I've been planning on adding these for years. Maybe it's about time
soon. I guess they could be added already to v2.2, but enabled only by a new
setting because it requires file format changes that old Dovecots can't then
read. I could probably patch v2.1 also so it is able to at least read the new
format without failing. For v2.3 this new format could then be made the default.
And what would the checksums be exactly? Would the standard CRC32 and CRC8 work
fine, or are there any better ones?
1. dovecot.index
v2.1+ always only fully recreates this file, never overwrites data to it. So the
checksums could be written only when the dovecot.index is being recreated. There
are 3 possible things to checksum:
- header (32bit checksum)
- all of the mail records (32bit checksum)
- each mail record independently (8bit checksum per mail)
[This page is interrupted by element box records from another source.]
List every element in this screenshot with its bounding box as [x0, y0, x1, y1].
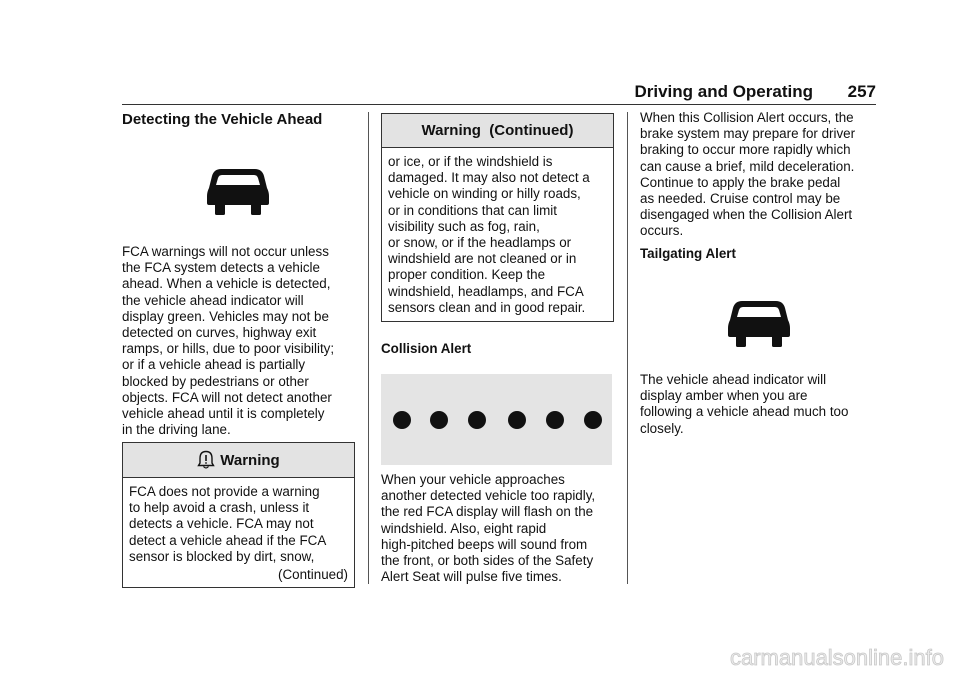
tailgating-alert-paragraph: The vehicle ahead indicator will display amber when you are following a vehicle ahead much too closely. [640, 372, 849, 436]
collision-alert-paragraph: When your vehicle approaches another detected vehicle too rapidly, the red FCA display will flash on the windshield. Also, eight rapid high-pitched beeps will sound from the front, or both sides of the Safety Alert Seat will pulse five times. [381, 472, 596, 585]
fca-detection-paragraph: FCA warnings will not occur unless the FCA system detects a vehicle ahead. When a vehicle is detected, the vehicle ahead indicator will display green. Vehicles may not be detected on curves, highway exit ramps, or hills, due to poor visibility; or if a vehicle ahead is partially blocked by pedestrians or other objects. FCA will not detect another vehicle ahead until it is completely in the driving lane. [122, 244, 335, 438]
alert-dot [430, 411, 448, 429]
warning-continued-text: or ice, or if the windshield is damaged. It may also not detect a vehicle on winding or hilly roads, or in conditions that can limit visibility such as fog, rain, or snow, or if the headlamps or windshield are not cleaned or in proper condition. Keep the windshield, headlamps, and FCA sensors clean and in good repair. [388, 154, 590, 315]
collision-alert-brake-paragraph: When this Collision Alert occurs, the brake system may prepare for driver braking to occur more rapidly which can cause a brief, mild deceleration. Continue to apply the brake pedal as needed. Cruise control may be disengaged when the Collision Alert occurs. [640, 110, 856, 239]
vehicle-ahead-icon [728, 298, 790, 348]
column-divider-left [368, 112, 369, 584]
page-number: 257 [847, 82, 876, 101]
header-rule [122, 104, 876, 105]
alert-dot [468, 411, 486, 429]
alert-dot [393, 411, 411, 429]
column-divider-right [627, 112, 628, 584]
alert-dot [584, 411, 602, 429]
warning-title: Warning [220, 451, 280, 469]
collision-alert-dots-icon [381, 374, 612, 465]
section-title: Detecting the Vehicle Ahead [122, 111, 323, 128]
warning-continued-box [381, 113, 614, 322]
warning-bell-icon [197, 450, 215, 470]
tailgating-alert-subhead: Tailgating Alert [640, 246, 736, 261]
alert-dot [546, 411, 564, 429]
warning-box-header [123, 443, 354, 478]
warning-continued-header: Warning (Continued) [382, 114, 613, 148]
running-header-title: Driving and Operating [634, 82, 813, 101]
warning-box [122, 442, 355, 588]
collision-alert-subhead: Collision Alert [381, 341, 472, 356]
svg-text:carmanualsonline.info: carmanualsonline.info [729, 645, 944, 670]
continued-label: (Continued) [278, 567, 348, 582]
watermark [608, 644, 948, 672]
warning-text: FCA does not provide a warning to help avoid a crash, unless it detects a vehicle. FCA may not detect a vehicle ahead if the FCA sensor is blocked by dirt, snow, [129, 484, 327, 564]
alert-dot [508, 411, 526, 429]
vehicle-ahead-icon [207, 166, 269, 216]
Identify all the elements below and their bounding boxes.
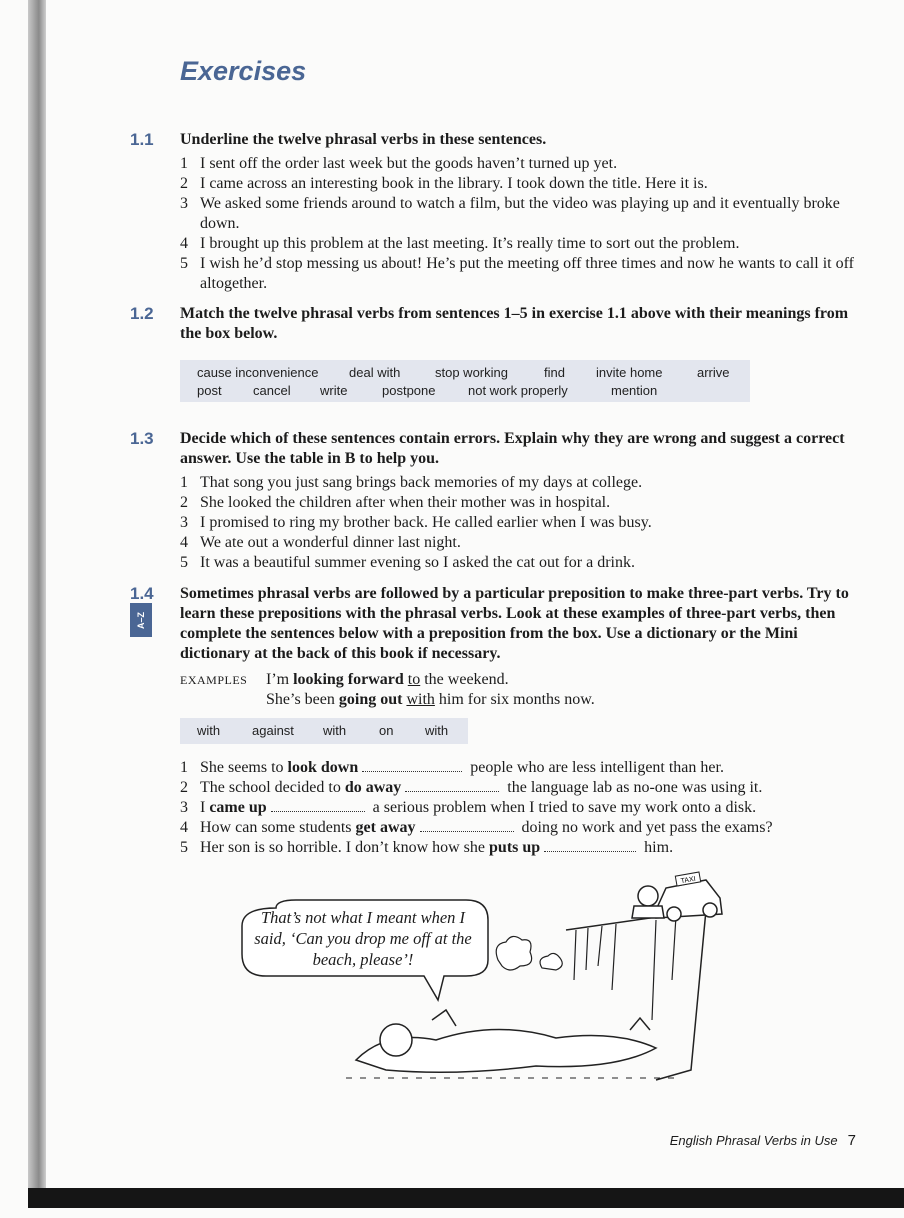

The header's checksum could be verified every time the index is opened. The
full mail record checksum could be verified when something appears to be wrong,
but it's probably a waste of time to check it in normal operation.
I'm not really sure about the per-mail checksums. It would be easy to create
them while dovecot.index is being created, but after reading the file into
memory the records are updated in many ways in many places. It's probably
not worth the complexity and extra slowness to verify and/or update the
checksums in all the different places. So is it worth it to even have them? In
error conditions when fixing up indexes it could be useful to skip over records
with broken checksums (and check if the mail is in dovecot.index.backup with
correct checksum). Maybe that's enough to be worth 1 byte per message?..
2. dovecot.index.log
This file is only appended to. Each committed transaction could be prefixed in
the new format with <transaction size><transaction 32bit checksum>.
With the new format this wouldn't actually increase the log file size much,
because there is already some space wasted for a compatibility
"boundary" record that could be removed now.
3. dovecot.index.cache
Cache file is the most complex file. Its headers get overwritten once in a
while. Probably not worth the trouble to checksum the header itself, and
there's not a lot that could be done even if a broken checksum was found.
But each mail_cache_record could have its own checksum. A 8bit checksum could be
added without increasing the file's size. Maybe that would be enough?
4. dovecot.index.thread
This is a rather simple file and a 32bit checksum could be added to its header,
and verified every time the file is read (because it's fully read anyway).
5. dovecot.mailbox.log
This file doesn't even have a header. There are 3 unused bytes in each
record currently. One of them could be used for a new "flags"
parameter, with the only flag being "checksum added". There would
still be space left for 8bit or 16bit checksum.
6. Other files
There are also some text files, like dovecot-acl, subscriptions, quota usage and
Sieve scripts. They probably have to be without checksums for now.